確かに他作品のように強烈なインパクトはないけれども、主人公の感情を排してただ淡々と綴られているため、読み手にとってはどのようでも受けとることができる作品になっている。つまり、主人公が悲しんでいるのか、憤っているのか、哀れんでいるのか、それとも喜んでいるのか、それは読み手に任され、物語に対する想像の余地を残している。それが魅力の作品だと私は思う。(この票の参照用リンク)
改めて読んでみると、予選では投票していなかった『エチュードをもう一度』もよいと思えてきて迷ったのですが、最終的には好みで選ばせて頂きました(この票の参照用リンク)

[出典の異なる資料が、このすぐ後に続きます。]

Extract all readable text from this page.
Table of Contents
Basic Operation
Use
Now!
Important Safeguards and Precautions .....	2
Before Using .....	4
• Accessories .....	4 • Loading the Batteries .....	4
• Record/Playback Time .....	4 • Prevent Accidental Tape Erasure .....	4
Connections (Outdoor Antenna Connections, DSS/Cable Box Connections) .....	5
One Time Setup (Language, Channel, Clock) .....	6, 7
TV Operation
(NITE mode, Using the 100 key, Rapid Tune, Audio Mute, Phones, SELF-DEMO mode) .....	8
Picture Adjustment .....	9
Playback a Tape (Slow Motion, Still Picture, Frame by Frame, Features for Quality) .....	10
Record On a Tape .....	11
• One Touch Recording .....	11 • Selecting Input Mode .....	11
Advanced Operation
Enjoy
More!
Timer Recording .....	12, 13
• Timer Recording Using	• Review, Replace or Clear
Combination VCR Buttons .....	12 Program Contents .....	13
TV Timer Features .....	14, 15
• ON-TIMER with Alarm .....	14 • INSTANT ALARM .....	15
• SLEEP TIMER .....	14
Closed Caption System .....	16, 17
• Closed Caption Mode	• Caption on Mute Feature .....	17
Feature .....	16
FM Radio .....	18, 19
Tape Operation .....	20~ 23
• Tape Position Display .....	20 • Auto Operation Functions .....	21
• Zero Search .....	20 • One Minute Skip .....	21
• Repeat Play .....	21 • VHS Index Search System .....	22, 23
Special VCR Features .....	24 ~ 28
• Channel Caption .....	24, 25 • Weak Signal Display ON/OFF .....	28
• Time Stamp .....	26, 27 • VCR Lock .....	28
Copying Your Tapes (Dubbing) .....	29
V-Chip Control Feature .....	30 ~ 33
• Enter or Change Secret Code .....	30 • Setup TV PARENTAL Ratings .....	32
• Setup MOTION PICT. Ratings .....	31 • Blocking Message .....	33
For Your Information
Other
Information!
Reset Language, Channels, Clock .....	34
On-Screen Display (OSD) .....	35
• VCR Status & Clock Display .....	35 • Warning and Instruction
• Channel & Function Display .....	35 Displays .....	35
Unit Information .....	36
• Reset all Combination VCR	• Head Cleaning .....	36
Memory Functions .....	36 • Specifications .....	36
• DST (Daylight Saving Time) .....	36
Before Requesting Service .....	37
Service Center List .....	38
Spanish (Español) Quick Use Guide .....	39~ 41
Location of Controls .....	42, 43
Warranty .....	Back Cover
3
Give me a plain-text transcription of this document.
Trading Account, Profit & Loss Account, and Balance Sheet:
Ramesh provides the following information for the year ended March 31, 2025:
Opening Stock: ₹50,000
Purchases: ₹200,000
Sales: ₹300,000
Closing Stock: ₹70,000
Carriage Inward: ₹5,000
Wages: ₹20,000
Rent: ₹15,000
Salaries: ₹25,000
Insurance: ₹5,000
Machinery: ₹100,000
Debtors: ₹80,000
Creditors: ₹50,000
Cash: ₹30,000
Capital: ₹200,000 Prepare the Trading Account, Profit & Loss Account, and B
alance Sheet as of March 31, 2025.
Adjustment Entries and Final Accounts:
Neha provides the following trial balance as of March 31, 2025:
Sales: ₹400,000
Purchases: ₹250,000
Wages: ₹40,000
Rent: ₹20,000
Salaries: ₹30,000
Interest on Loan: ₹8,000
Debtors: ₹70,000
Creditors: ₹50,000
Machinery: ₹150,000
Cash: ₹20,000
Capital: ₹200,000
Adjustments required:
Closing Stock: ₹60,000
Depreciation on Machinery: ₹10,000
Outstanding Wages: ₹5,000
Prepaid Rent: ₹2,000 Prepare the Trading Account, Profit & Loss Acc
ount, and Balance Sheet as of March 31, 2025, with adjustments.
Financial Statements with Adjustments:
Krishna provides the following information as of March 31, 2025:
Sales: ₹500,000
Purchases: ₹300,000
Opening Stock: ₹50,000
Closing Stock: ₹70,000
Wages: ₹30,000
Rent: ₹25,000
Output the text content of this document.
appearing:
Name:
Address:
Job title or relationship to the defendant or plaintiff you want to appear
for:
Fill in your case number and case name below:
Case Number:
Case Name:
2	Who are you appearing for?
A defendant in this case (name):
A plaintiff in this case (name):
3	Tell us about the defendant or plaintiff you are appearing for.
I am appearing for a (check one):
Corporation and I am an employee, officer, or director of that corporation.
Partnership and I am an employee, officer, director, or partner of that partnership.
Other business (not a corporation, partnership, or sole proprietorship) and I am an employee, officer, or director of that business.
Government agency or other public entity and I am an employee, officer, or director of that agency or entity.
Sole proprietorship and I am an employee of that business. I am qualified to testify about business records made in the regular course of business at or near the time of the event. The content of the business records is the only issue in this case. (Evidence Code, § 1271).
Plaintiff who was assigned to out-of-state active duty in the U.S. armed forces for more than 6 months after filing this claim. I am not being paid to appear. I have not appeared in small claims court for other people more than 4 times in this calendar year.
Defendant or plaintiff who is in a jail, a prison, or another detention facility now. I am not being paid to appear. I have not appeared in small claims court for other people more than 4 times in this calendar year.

この作品の魅力は、私たち誰もが知っているものを題材に取りながら、徹底して現実を離れて、全くの別世界を作り上げた力業にあると思う。サンタクロオスという外形に対して、意味は極限まで解体かつ再形成されているので、これを鉄砲で撃つという展開にも陰惨さはない。どこか別の宇宙に、こういう世界があるかも知れないと思わせられる。(この票の参照用リンク)
これと「エチュードをもう一度」のどちらに投票しようか予選でもかなり迷ったし、いまも迷っている。
「エチュード」は感傷的に過ぎるが、そのムードのなかではきれいにまとまっている。しかし最後までなじめなかったのがカタカナの使い方で、「フリードリッヒ君」と言いながら「アパートメント」「ピアノ」「ピアニスト」と、英語系のカタカナになっている点にひっかかりを感じた。もちろん、なんでもかんでも原語主義にしたほうがいいとも言えないのがむずかしいところだが、せめて「ドレミ」ではなく「CDE」になっていれば、と思う気持ちを止められない。
その点「暮れの密猟者」の用語には統一感があり、鳴き声の描写でもクスリとさせられる(余談だが、うちのあたりではサンタクロースへの手紙の宛先は郵便番号「H0H0H0」だったりする)。
今回の対戦は個人的には「作品内言語対決」の様相を呈していた。語感、統一感、イメージの喚起力から「暮れの密猟者」を推す。(この票の参照用リンク)
そのままでも面白いが、「ひとりを除く全員」という表現を裏読みすると「命のともし火・カニバリズム編」も楽しめて一粒で二度おいしい。 (ラ)(この票の参照用リンク)
これぞショートショートという王道をぶつけてきた一本気さを評価。